From: time-nuts-bounces at febo.com [mailto:time-nuts-bounces at febo.com] On
Behalf Of Magnus Danielson
Sent: Thursday, February 09, 2012 4:29 PM
To: time-nuts at febo.com
Subject: Re: [time-nuts] Low-Cost Rubidium Performance
On 02/09/2012 10:04 PM, Javier Herrero wrote:
> El 09/02/2012 21:06, Magnus Danielson escribió:
>> I was just thinking about that. For these more modern 5680A, just the
>> Q of the resonance and the loop filter / loop bandwidth would not
>> allow for so much high frequency side-bands of the DDS to pass through.
> The loop filter at least should have good rejection to the 1400Hz
> frequency presumed to be used for the detection... although in the phase
> noise plots I've not seen a very significant spur at that frequency.
Consider that it is de-modulated and then low-pass filtered.
Also, it is the alternating rate and not 1400 Hz difference in DDS
setting which is the key parameter here.

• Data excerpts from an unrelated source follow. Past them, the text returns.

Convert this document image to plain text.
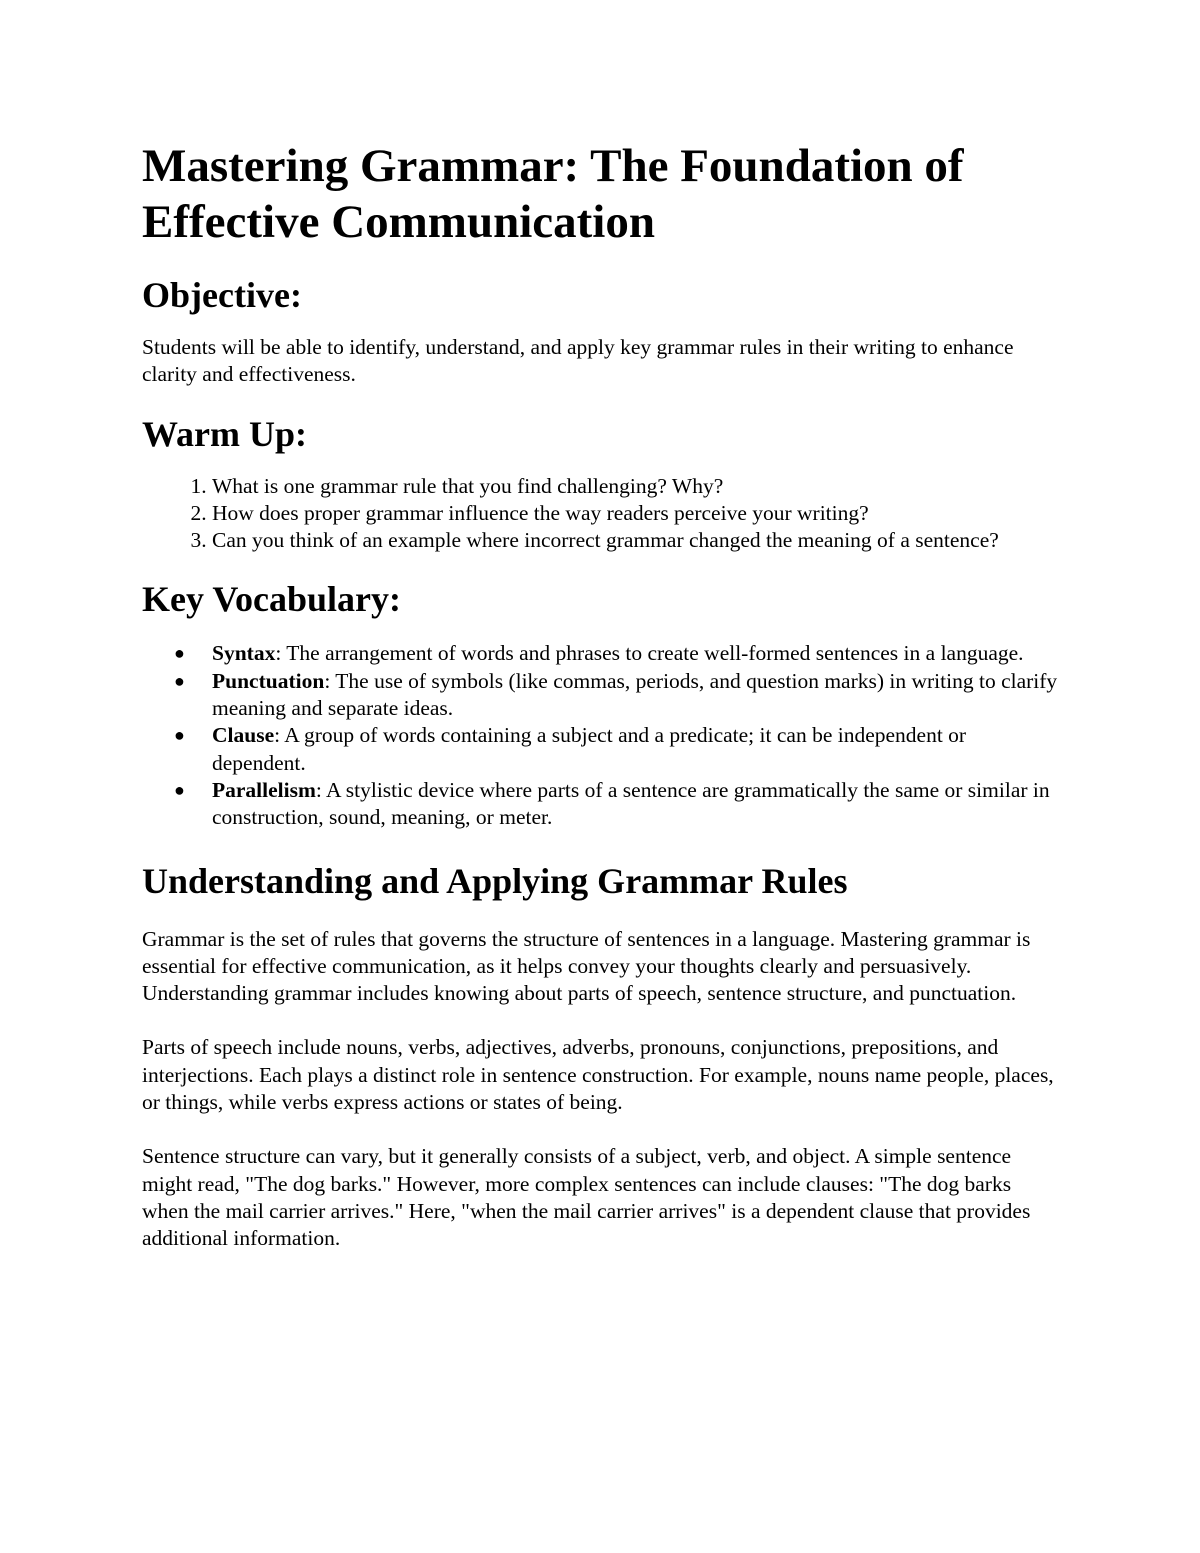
Mastering Grammar: The Foundation of Effective Communication
Objective:

Students will be able to identify, understand, and apply key grammar rules in their writing to enhance clarity and effectiveness.

Warm Up:
1. What is one grammar rule that you find challenging? Why?
2. How does proper grammar influence the way readers perceive your writing?
3. Can you think of an example where incorrect grammar changed the meaning of a sentence?
Key Vocabulary:
● Syntax: The arrangement of words and phrases to create well-formed sentences in a language.
● Punctuation: The use of symbols (like commas, periods, and question marks) in writing to clarify meaning and separate ideas.
● Clause: A group of words containing a subject and a predicate; it can be independent or dependent.
● Parallelism: A stylistic device where parts of a sentence are grammatically the same or similar in construction, sound, meaning, or meter.
Understanding and Applying Grammar Rules

Grammar is the set of rules that governs the structure of sentences in a language. Mastering grammar is essential for effective communication, as it helps convey your thoughts clearly and persuasively. Understanding grammar includes knowing about parts of speech, sentence structure, and punctuation.

Parts of speech include nouns, verbs, adjectives, adverbs, pronouns, conjunctions, prepositions, and interjections. Each plays a distinct role in sentence construction. For example, nouns name people, places, or things, while verbs express actions or states of being.

Sentence structure can vary, but it generally consists of a subject, verb, and object. A simple sentence might read, "The dog barks." However, more complex sentences can include clauses: "The dog barks when the mail carrier arrives." Here, "when the mail carrier arrives" is a dependent clause that provides additional information.
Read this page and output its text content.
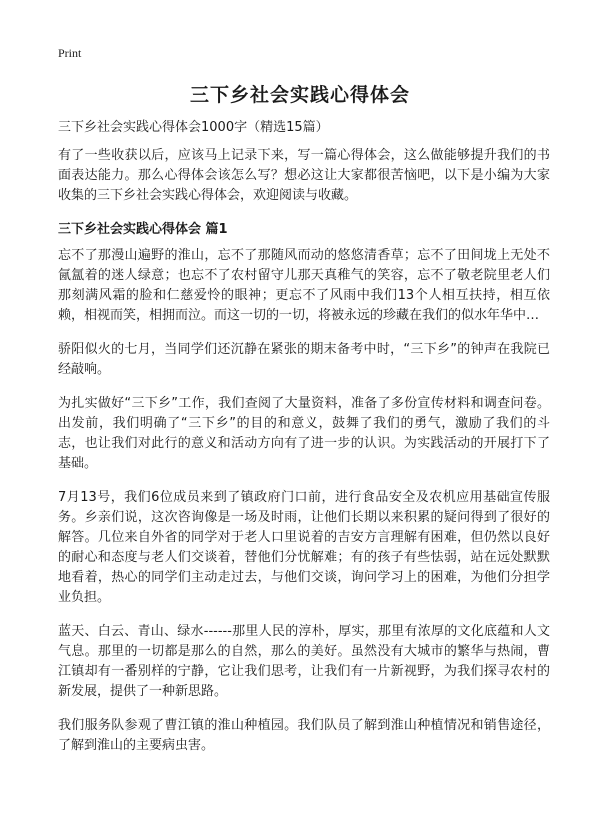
Print
三下乡社会实践心得体会

三下乡社会实践心得体会1000字（精选15篇）

有了一些收获以后，应该马上记录下来，写一篇心得体会，这么做能够提升我们的书面表达能力。那么心得体会该怎么写？想必这让大家都很苦恼吧，以下是小编为大家收集的三下乡社会实践心得体会，欢迎阅读与收藏。

三下乡社会实践心得体会 篇1

忘不了那漫山遍野的淮山，忘不了那随风而动的悠悠清香草；忘不了田间垅上无处不氤氲着的迷人绿意；也忘不了农村留守儿那天真稚气的笑容，忘不了敬老院里老人们那刻满风霜的脸和仁慈爱怜的眼神；更忘不了风雨中我们13个人相互扶持，相互依赖，相视而笑，相拥而泣。而这一切的一切，将被永远的珍藏在我们的似水年华中…

骄阳似火的七月，当同学们还沉静在紧张的期末备考中时，“三下乡”的钟声在我院已经敲响。

为扎实做好“三下乡”工作，我们查阅了大量资料，准备了多份宣传材料和调查问卷。出发前，我们明确了“三下乡”的目的和意义，鼓舞了我们的勇气，激励了我们的斗志，也让我们对此行的意义和活动方向有了进一步的认识。为实践活动的开展打下了基础。

7月13号，我们6位成员来到了镇政府门口前，进行食品安全及农机应用基础宣传服务。乡亲们说，这次咨询像是一场及时雨，让他们长期以来积累的疑问得到了很好的解答。几位来自外省的同学对于老人口里说着的吉安方言理解有困难，但仍然以良好的耐心和态度与老人们交谈着，替他们分忧解难；有的孩子有些怯弱，站在远处默默地看着，热心的同学们主动走过去，与他们交谈，询问学习上的困难，为他们分担学业负担。

蓝天、白云、青山、绿水------那里人民的淳朴，厚实，那里有浓厚的文化底蕴和人文气息。那里的一切都是那么的自然，那么的美好。虽然没有大城市的繁华与热闹，曹江镇却有一番别样的宁静，它让我们思考，让我们有一片新视野，为我们探寻农村的新发展，提供了一种新思路。

我们服务队参观了曹江镇的淮山种植园。我们队员了解到淮山种植情况和销售途径，了解到淮山的主要病虫害。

The 1400 Hz gives a hint of the
Q-value however, which seems to be lower on these than on any of my
larger rubidiums, but it is maybe to be expected.
>> The low frequency DDS variations will go through however.
> Yes :)
>> I'd expect that the DDS noise creeps onto the 10 MHz signal one way or
>> another, such as the CPLD or other location where separation is poor.
>> It would be a bit fun to hunt around and see where the noise creeps in.
> Quite a bit. Would be helpful to see how bad is the 60MHz signal
> available inside :) All those 1Hz spaced spurs (and multiples...) could
> be originated by the CPLD.
Hmm, picking up the 60 MHz is quite easy! I just don't have the matching
connector at home. Maybe I can borrow one from work.
>> It would also be fun to see what a mixer based PI-loop OCXO cleanup
>> (using say a spare 10811) would do. Using a pre-filter and mixer (to
>> avoid severe intermodulations) while still getting a decenting
>> filtering effect.
> Also... perhaps using the 60MHz instead if it is cleaner... I've a spare
> 10544 and a 10811 that would love to use for cleaning up the output (but
> lack of time for now to play around as much as I would like :) )
You could build a synchronous re-generative divider to divide 60 MHz
into 10 MHz (and 50 MHz). It's not that much components for a low-noise
divider. A re-generative divider could also produce 20 MHz and 40 MHz,
where 20 MHz is useful for among other things Z12T.